No specific laws identified for this ruling.

Outcome

The court vacated the Office of Open Records' decision requiring disclosure of employee performance reviews for unsuccessful job applicants and remanded the case for an evidentiary hearing to determine whether the EPRs relate to agency employees and are thus exempt from disclosure under the Right to Know Law.

What This Ruling Means

# Commonwealth Department of Labor & Industry v. Rudberg ## What Happened Someone requested access to employee performance reviews for job applicants who were not hired at the Pennsylvania Department of Labor & Industry. The Office of Open Records initially said these documents had to be released.
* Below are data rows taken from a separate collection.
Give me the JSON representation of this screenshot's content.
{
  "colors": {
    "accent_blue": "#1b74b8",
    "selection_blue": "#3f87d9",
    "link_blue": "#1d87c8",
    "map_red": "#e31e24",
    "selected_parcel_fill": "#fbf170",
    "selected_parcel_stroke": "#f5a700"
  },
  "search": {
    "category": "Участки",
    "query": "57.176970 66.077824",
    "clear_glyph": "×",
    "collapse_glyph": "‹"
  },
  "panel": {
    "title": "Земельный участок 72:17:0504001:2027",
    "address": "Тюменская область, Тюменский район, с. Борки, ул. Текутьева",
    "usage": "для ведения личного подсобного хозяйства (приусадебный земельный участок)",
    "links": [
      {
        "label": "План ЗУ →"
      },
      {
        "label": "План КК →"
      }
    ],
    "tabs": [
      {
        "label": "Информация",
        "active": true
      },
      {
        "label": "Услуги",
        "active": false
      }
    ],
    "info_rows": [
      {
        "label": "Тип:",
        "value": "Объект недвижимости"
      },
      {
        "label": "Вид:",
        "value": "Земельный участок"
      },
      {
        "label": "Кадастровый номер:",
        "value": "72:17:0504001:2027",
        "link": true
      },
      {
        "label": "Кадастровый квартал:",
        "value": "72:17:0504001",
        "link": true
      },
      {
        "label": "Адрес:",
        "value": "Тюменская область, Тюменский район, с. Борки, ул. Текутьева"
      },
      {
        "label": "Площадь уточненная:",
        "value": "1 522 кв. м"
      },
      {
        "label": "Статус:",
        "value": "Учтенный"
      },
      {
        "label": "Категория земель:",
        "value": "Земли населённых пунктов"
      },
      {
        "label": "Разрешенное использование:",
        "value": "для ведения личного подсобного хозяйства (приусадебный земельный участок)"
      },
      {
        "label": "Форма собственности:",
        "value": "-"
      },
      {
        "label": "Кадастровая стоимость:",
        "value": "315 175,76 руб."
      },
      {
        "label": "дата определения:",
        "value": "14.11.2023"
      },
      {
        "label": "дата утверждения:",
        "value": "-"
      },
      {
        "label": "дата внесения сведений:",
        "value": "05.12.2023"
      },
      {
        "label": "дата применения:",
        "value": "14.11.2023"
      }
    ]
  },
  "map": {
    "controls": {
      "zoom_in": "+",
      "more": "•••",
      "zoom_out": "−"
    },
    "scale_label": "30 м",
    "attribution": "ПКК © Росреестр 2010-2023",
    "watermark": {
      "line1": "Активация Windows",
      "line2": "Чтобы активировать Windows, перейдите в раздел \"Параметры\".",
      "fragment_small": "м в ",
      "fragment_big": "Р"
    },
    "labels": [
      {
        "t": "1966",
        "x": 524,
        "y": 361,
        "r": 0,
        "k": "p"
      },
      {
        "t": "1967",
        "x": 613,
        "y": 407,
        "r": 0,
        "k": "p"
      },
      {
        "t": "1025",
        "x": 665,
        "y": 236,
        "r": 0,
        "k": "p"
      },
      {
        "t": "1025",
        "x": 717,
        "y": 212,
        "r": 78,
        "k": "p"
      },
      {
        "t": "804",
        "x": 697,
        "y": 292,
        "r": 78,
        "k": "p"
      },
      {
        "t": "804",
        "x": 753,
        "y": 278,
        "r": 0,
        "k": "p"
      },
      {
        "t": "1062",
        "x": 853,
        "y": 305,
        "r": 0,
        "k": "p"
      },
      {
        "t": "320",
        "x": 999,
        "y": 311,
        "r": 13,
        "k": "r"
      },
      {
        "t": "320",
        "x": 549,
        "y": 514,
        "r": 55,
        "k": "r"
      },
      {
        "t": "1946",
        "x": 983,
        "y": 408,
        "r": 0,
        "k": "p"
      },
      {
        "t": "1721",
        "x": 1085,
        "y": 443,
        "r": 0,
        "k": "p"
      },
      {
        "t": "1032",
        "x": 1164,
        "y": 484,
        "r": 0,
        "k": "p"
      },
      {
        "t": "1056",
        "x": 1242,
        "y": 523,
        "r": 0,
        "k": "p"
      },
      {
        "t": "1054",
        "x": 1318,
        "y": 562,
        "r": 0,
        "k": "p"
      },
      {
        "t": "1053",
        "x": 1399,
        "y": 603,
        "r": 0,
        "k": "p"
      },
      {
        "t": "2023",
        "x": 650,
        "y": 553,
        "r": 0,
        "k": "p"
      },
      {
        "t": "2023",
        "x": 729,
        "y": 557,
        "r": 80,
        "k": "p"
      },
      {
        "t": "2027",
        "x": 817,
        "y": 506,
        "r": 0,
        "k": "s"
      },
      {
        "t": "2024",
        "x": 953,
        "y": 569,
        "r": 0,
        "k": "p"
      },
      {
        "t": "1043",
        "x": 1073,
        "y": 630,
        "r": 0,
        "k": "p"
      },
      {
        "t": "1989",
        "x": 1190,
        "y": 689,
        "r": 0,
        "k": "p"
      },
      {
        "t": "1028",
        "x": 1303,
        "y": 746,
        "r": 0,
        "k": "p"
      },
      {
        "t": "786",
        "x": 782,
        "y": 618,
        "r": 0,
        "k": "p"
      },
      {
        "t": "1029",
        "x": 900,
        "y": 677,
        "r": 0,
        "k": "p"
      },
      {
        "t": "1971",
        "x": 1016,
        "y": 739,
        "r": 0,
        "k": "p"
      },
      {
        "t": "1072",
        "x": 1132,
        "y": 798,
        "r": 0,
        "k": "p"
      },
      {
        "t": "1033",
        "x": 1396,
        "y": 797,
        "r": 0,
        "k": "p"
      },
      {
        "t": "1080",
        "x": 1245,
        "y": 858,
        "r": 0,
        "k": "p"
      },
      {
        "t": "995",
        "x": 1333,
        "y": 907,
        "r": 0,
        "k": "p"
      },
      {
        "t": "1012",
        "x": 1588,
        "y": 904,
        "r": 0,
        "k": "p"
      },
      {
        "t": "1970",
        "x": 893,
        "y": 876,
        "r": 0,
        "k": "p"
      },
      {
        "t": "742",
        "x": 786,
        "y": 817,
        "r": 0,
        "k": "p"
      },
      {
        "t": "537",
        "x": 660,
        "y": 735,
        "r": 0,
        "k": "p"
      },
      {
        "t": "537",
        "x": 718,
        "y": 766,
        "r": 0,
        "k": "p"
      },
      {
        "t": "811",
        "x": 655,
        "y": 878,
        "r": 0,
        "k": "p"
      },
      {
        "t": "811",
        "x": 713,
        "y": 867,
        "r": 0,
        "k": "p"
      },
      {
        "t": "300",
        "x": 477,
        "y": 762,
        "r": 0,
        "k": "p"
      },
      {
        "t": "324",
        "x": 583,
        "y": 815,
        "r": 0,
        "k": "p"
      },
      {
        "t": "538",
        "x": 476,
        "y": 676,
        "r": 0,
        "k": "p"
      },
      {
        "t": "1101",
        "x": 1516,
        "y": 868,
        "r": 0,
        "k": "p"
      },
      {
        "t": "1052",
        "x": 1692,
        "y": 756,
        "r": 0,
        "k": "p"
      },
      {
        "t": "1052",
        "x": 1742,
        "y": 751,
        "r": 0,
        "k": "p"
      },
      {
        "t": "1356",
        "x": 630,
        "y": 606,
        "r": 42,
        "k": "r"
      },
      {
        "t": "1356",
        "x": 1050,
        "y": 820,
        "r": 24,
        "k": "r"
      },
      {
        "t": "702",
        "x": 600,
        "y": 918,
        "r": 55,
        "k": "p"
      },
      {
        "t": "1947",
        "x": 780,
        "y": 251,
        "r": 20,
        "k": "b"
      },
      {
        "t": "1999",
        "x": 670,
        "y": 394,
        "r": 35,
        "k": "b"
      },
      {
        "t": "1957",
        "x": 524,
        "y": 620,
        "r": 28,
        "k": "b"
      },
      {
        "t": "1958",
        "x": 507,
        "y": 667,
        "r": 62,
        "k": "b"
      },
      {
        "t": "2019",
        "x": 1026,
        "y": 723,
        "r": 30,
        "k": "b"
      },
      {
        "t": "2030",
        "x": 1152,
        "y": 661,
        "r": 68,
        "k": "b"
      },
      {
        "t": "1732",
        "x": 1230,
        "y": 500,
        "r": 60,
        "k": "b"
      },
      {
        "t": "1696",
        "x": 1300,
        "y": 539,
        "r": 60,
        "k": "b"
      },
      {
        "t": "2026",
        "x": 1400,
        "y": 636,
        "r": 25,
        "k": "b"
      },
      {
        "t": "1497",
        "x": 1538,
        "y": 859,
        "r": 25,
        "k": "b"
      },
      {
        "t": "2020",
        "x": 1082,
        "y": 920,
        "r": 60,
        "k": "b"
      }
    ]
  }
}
The department disagreed, arguing the reviews should remain private. ## What the Court Decided The court sided with the department and sent the case back to a lower court for further review. The court said the Office of Open Records needed to hold a hearing to determine whether these performance reviews are truly protected from public disclosure under Pennsylvania's Right to Know Law. ## Why This Matters for Workers This ruling affects how much information about job applicants can be kept private. The decision suggests that performance reviews—including those of people who didn't get hired—may be protected as confidential personnel records. This could limit transparency about hiring decisions while protecting the personal information of both hired and rejected applicants from public disclosure.

This summary was generated to explain the ruling in plain English and is not legal advice.